Phosphorus was the critical element which allowed the evolution of metazoa. Until 800 MYA, phosphorus availability was limited in the shallow marine environments which cradled nascent animal evolution. The phosphorus surge was likely instigated by volcanic and tectonic activity which released benthic phosphorus deposits from long-dead microbes.
Oxygen was scarce for the earliest animals, which could survive at 0.5–4.0% of present atmospheric levels. The oxygenation of the oceans ~635 MYA, though appreciated by those breathing, was not necessary to foster animal life.
By 580 MYA, atmospheric oxygen approached 10% of what it is now. Gills and circulatory systems evolved during this time. These evolutionary advances reflected ocean oxygenation and conditions in the deep.
While ocean surface waters had sufficient oxygen for life to evolve, the bottom waters of shelf seas were oxygenated by early animals. Sponges feed by filtering planktonic nutrients from the water. Besides putting oxygen into the water at depth, early filter feeders also removed the essential nutrient phosphorus. This in turn reduced ocean ecosystem productivity, which reduced oxygen demand. Adaptation to these conditions resulted in the 1st mobile marine predators.

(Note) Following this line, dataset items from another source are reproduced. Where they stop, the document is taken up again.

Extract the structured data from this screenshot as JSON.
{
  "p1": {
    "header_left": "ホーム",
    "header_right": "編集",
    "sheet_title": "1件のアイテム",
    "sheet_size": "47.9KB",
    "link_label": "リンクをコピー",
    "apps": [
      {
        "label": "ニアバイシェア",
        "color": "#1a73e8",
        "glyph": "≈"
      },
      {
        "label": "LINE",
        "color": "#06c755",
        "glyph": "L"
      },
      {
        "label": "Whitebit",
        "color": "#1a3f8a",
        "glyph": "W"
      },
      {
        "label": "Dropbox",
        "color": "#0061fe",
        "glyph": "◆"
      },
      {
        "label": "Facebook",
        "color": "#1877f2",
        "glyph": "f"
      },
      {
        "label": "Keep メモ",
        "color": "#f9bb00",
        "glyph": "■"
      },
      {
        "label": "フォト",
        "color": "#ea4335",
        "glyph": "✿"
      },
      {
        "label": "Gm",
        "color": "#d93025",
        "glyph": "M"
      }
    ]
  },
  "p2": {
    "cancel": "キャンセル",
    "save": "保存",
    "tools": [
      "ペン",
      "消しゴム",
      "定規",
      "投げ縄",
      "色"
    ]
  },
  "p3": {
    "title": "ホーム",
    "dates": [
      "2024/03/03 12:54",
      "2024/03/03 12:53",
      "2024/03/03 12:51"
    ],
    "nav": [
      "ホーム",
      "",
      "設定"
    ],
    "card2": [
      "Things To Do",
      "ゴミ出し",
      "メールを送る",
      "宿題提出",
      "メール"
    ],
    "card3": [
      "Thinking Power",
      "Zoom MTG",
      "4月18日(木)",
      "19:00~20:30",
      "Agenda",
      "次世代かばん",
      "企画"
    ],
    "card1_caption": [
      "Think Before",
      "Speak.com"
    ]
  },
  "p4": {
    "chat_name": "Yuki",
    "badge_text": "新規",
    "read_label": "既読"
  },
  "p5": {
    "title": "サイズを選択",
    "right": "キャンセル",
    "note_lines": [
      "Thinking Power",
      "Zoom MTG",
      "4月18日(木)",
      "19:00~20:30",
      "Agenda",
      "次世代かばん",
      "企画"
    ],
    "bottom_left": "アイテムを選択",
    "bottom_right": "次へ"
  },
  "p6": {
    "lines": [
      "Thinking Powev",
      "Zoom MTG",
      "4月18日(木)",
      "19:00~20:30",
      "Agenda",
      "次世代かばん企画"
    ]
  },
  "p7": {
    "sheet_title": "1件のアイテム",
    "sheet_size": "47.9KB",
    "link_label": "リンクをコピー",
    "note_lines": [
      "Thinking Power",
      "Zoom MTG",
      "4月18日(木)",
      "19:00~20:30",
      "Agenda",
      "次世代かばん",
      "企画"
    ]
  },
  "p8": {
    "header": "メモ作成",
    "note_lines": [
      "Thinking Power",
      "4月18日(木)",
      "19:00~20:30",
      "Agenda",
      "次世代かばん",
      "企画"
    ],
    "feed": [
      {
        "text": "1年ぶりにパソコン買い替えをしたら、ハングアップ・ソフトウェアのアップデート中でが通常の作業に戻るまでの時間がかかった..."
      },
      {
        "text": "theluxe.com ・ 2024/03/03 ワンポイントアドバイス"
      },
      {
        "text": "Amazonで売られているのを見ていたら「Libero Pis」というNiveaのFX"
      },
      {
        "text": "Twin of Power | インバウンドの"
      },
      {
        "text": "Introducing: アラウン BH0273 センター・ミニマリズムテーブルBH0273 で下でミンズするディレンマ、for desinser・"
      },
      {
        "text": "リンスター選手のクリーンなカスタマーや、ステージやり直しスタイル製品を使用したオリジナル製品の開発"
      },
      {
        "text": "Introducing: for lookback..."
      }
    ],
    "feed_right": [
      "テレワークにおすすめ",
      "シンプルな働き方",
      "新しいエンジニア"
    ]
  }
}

Marine worms grew to nearly 1 meter, but were only 2.5 mm thick, thus providing maximum surface area to absorb oxygen and nutrients directly from ambient seawater. Numerous species turned carnivorous.
Conditions in the Cryogenian demanded that early life establish a developmental toolkit of robustness at the cellular level. The success of metazoans in the Ediacaran and Cambrian periods that followed – especially the facility for rapid speciation – owed to the new forms of developmental regulation created during the Cryogenian.
The conditions that led to the chilly Cryogenian, and its conclusion, came via continental configuration. At the onset of the Cryogenian, the Earth’s landmass consisted of Rodinia: a single supercontinent. Rodinia was barren, as it existed before the ozone layer formed, and so was too irradiated by ultraviolet sunlight for life to withstand.
The continent of Rodinia was mostly tropical. This fostered the big freeze of the Cryogenian, as land mass is more reflective than open ocean, and so absorbs less heat. Most of Earth’s solar absorption today is in the tropical oceans.
Earth came out of the freezer from the breakdown of the carbon cycle. This evolved from Rodinia breaking up, which took over 100 million years. A cooling mantle finally started the modern-style subduction that greases continental drift through tectonics.
There were dramatic sea level changes during this period. Sea levels initially rose in response to both mantle upwelling from tectonic activity and the mid-Cryogenian glaciations.
Widespread flooding created vast areas of shallow continental shelf under water. Sea levels receded as the world warmed and the continents drifted apart.
One impact of continental events was the release of phosphorus, which, coupled with abundant carbon dioxide, triggered a cyanobacteria population explosion. This in turn triggered rapid reoxygenation of the atmosphere, contributing to the rise of Ediacaran biota.
Another related dynamic was the slow release of calcium, allowing uptake by oceanic organisms to build exoskeletons, which set the stage for the Cambrian.